Het NGI heeft sinds de oprichting eind 2001 gezorgd voor de opbouw van een stevige genomics kennis infrastructuur in Nederland. De eerste fase van NGI, die eind 2007 afloopt, is gericht op het creëren van focus en massa door de bundeling van onderzoeksgroepen, bedrijven en ziekenhuizen in centra. Deze bundeling zorgt ervoor dat de wetenschappelijke resultaten direct vertaald kunnen worden in praktische toepassingen voor patiënt, consument en industrie. Een voorbeeld van een resultaat van dit programma is een recent ontwikkelde test waarmee vooraf kan worden vastgesteld in hoeverre chemotherapie nodig is en een meerwaarde zal hebben bij borstkankerpatiënten. Met deze test kan veel patiënten een onnodige chemokuur bespaard blijven. Het plan voor tweede fase van NGI, 2008–2012, is op 1 mei 2007 aangeboden aan de ministers van de betrokken departementen. Deze fase zal nog meer gericht zijn op het omzetten van wetenschappelijke resultaten in concrete bijdragen aan maatschappelijk welzijn en economische groei.

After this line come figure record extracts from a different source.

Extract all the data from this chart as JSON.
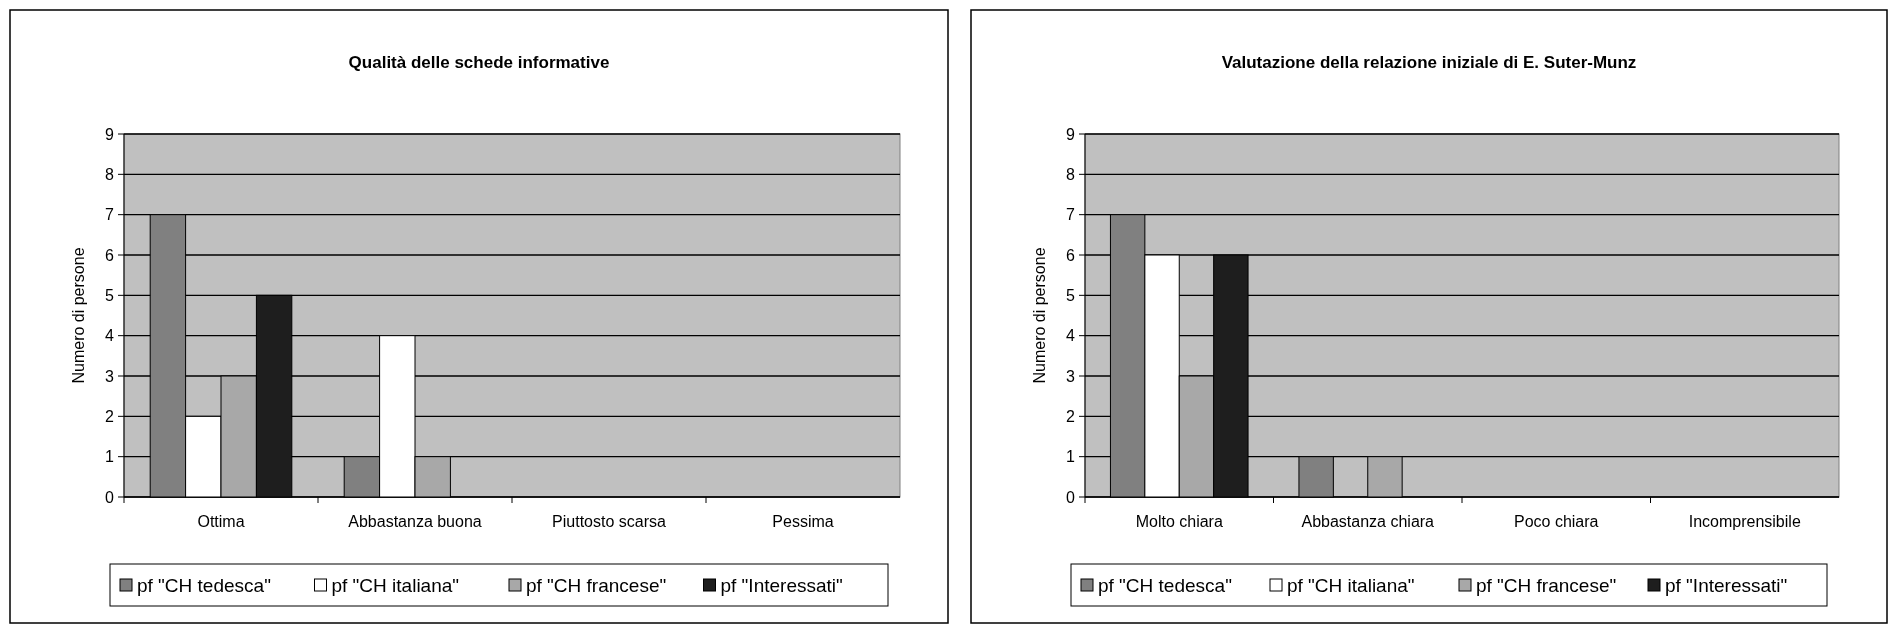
{
  "chart_data": [
    {
      "type": "bar",
      "title": "Qualità delle schede informative",
      "ylabel": "Numero di persone",
      "categories": [
        "Ottima",
        "Abbastanza buona",
        "Piuttosto scarsa",
        "Pessima"
      ],
      "series": [
        {
          "name": "pf \"CH tedesca\"",
          "color": "#808080",
          "values": [
            7,
            1,
            0,
            0
          ]
        },
        {
          "name": "pf \"CH italiana\"",
          "color": "#ffffff",
          "values": [
            2,
            4,
            0,
            0
          ]
        },
        {
          "name": "pf \"CH francese\"",
          "color": "#a8a8a8",
          "values": [
            3,
            1,
            0,
            0
          ]
        },
        {
          "name": "pf \"Interessati\"",
          "color": "#1e1e1e",
          "values": [
            5,
            0,
            0,
            0
          ]
        }
      ],
      "ylim": [
        0,
        9
      ],
      "yticks": [
        0,
        1,
        2,
        3,
        4,
        5,
        6,
        7,
        8,
        9
      ],
      "grid": "y",
      "legend": "bottom"
    },
    {
      "type": "bar",
      "title": "Valutazione della relazione iniziale di E. Suter-Munz",
      "ylabel": "Numero di persone",
      "categories": [
        "Molto chiara",
        "Abbastanza chiara",
        "Poco chiara",
        "Incomprensibile"
      ],
      "series": [
        {
          "name": "pf \"CH tedesca\"",
          "color": "#808080",
          "values": [
            7,
            1,
            0,
            0
          ]
        },
        {
          "name": "pf \"CH italiana\"",
          "color": "#ffffff",
          "values": [
            6,
            0,
            0,
            0
          ]
        },
        {
          "name": "pf \"CH francese\"",
          "color": "#a8a8a8",
          "values": [
            3,
            1,
            0,
            0
          ]
        },
        {
          "name": "pf \"Interessati\"",
          "color": "#1e1e1e",
          "values": [
            6,
            0,
            0,
            0
          ]
        }
      ],
      "ylim": [
        0,
        9
      ],
      "yticks": [
        0,
        1,
        2,
        3,
        4,
        5,
        6,
        7,
        8,
        9
      ],
      "grid": "y",
      "legend": "bottom"
    }
  ]
}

Het Actieplan Life Sciences1 beschrijft specifiek hoe de stimulering van bedrijvigheid binnen de life sciences sector wordt aangepakt. Een concreet voorbeeld is het programma Biopartner (tussen 2000 en 2005) voor startende life sciences bedrijven. Dit programma is inmiddels geëvalueerd en behandeld in de Tweede Kamer2. Biopartner is voortgezet in het bredere programma Technopartner. De vorderingen met betrekking tot de uitvoering van het actieplan life sciences worden bewaakt via de Life Sciences Monitor, welke voor het laatst in 2005 is verschenen3. In de toekomst zal deze thematiek worden ondergebracht in de voortgangsrapportage over EZ-sleutelgebieden en innovatieprogramma’s op de gebieden life sciences, voeding en gezondheid. Ook op Europees niveau wordt erop ingezet om het potentieel van de biotechnologie ten volle te benutten, daarbij overigens de ethische en maatschappelijke aspecten niet uit het oog verliezend. Dit staat beschreven in de Europese strategie voor de Life Sciences4. Hiervan is recentelijk een mid-term review gepubliceerd5 en behandeld in de Europese Raad.

Trendanalyse 2007

In 2005 heeft de toenmalige staatssecretaris van VROM mede namens betrokken bewindslieden van LNV en VWS opdracht verleend aan de Commissie genetische modificatie (Cogem), de Commissie biotechnologie bij dieren (Cbd) en de Gezondheidsraad om de tweede Trendanalyse biotechnologie op te stellen6. Deze drie commissies zijn gezien hun taken en samenstelling in staat om een overkoepelend en deelgebiedoverstijgend overzicht van de biotechnologie te geven. Aan de commissies is gevraagd om een uitgewerkte analyse van nationale en internationale biotechnologische trends, in het bijzonder die trends die de deelgebieden van de biotechnologie overstijgen. Daarbij is ook gevraagd om aandacht voor verschuiving van de beleving van waarden in de maatschappij en aandacht voor kansen èn risico’s van biotechnologie voor de maatschappij op het gebied van de volksgezondheid, het milieu, de landbouw, de industrie en de economie.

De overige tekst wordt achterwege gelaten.